Advertisement

The communities around Florida’s largest lake face a unique danger from Irma

One foot of rain means three feet of rise for Lake Okeechobee.

Lake Okeechobee at a calmer moment. CREDIT: AP Photo/Luis M. Alvarez
Lake Okeechobee at a calmer moment. CREDIT: AP Photo/Luis M. Alvarez

As coastal Florida scrambles to prepare for Hurricane Irma, Gov. Rick Scott (R) on Thursday ordered a mandatory evacuation of seven small inland towns: South Bay, Lake Harbor, Pahokee, Moore Haven, Clewiston, Belle Glade and Canal Point.

These towns are not subject to storm surge. Instead, they make up the communities south of Lake Okeechobee, the largest lake in Florida, located roughly 90 miles north of Miami and 40 miles inland from West Palm Beach. The 730-square-mile lake is surrounded by the 143-mile Herbert Hoover Dike. The dike has been under construction for over a decade, and it is in the “highest failure category” on the Army Corps of Engineers risk scale.

“This decision was made due to Gov. Scott’s sole focus on life safety as Hurricane Irma approaches Florida,” the governor’s office said in a statement, although the Corps have said that “the structural integrity of the dike will not be compromised.”

Army Corps officials told reporters the same thing Friday morning. “We now believe that we will see significant over-wash and limit to moderate over-topping at three specific sites,” Col. Jason Kirk said on a call.
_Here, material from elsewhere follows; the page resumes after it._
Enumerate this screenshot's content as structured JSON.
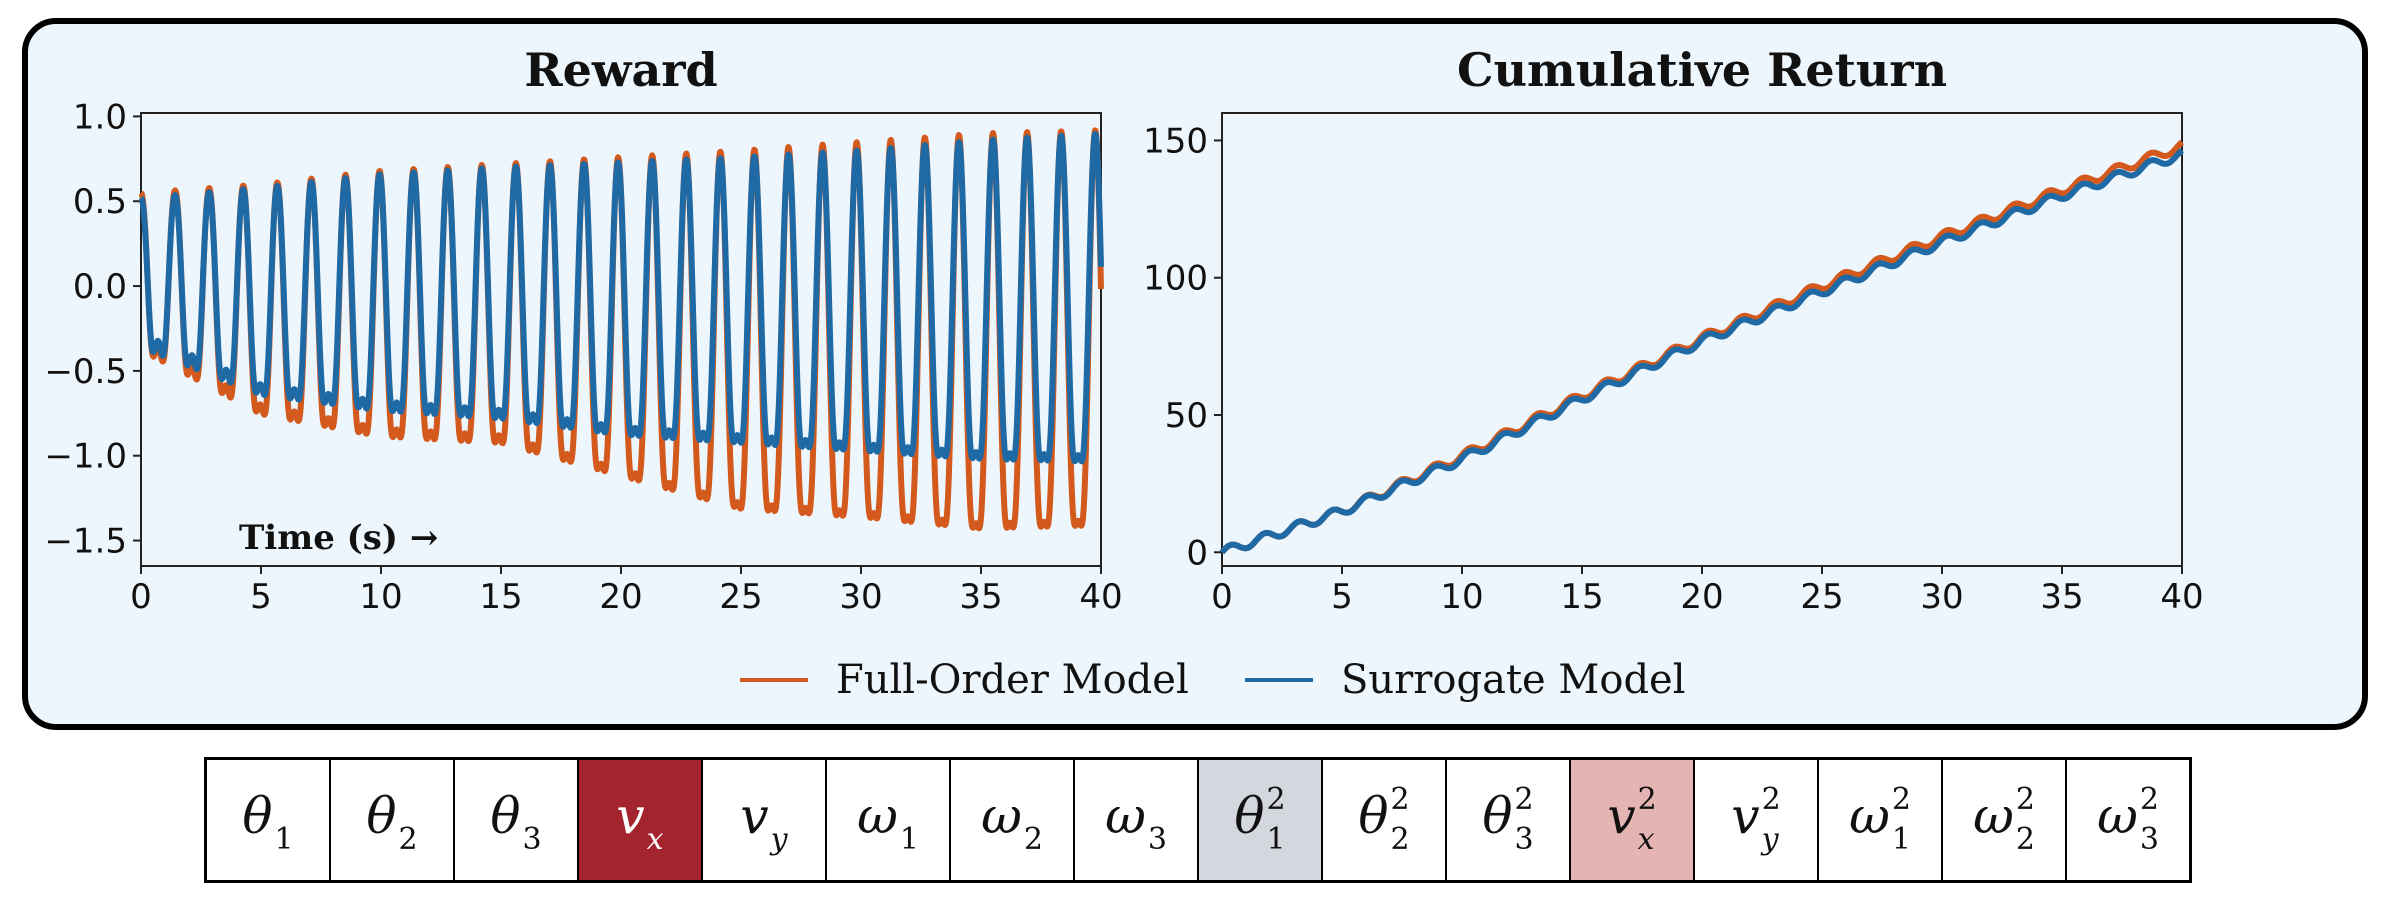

Over-wash is when water splashed over the top of the wall. Over-topping is when it runs over the wall. All three sites are construction sites for the ongoing culvert repairs.

Advertisement

“We would expect to see water coming over the top,” Kirk said, “which will aggravate any local flooding.” In other words, the Army Corps is not concerned about the dike collapsing. They are concerned about water being pushed into the nearby communities by record-strength winds. 

According to Kirk, the Army Corps changed its risk assessment Thursday, after the National Hurricane Center updated wind predictions. The intensity is now expected to be 130 to 156 mph (category 4) for up to seven hours.

At this point, there is “no evidence of any seepage” through the Herbert Hoover dike, he said. “We do not assess a significant risk of a dike breach.” 

The region is expected to get between 12 and 15 inches of rain from Hurricane Irma. For every foot of rain, the lake generally rises about three feet, according to officials. Last year, an Army Corps spokesperson told ThinkProgress that “concern” comes when the lake reaches 17 to 17.5 feet of elevation. On Friday, the lake’s elevation was 13.68 feet. If Irma’s rainfall proceeds as predicted, the dike should remain stable. If central Florida gets more rain than expected — or if another tropical storm passes through — that’s where the danger comes in.

The area has seen what happens when Okeechobee’s waters aren’t contained. During a 1928 hurricane, a five-foot dike around the lake collapsed, and some 2,500 people were killed in the ensuing flood. That storm prompted the Hoover administration to build the current dike.

Advertisement

Some of the culverts still date from the original construction, which is why the Army Corps has spent hundreds of millions of dollars on restoring the dike. President Donald Trump promised the project would be finished before 2020, but in his most recent budget proposal, Okeechobee only got $82 million. The estimated remaining cost to the federal government is $930 million.

Later this month, the Army Corps was scheduled to have a celebration of reaching the mid-point of construction. It remains to be seen if that will still happen, in the wake of Irma, Kirk said.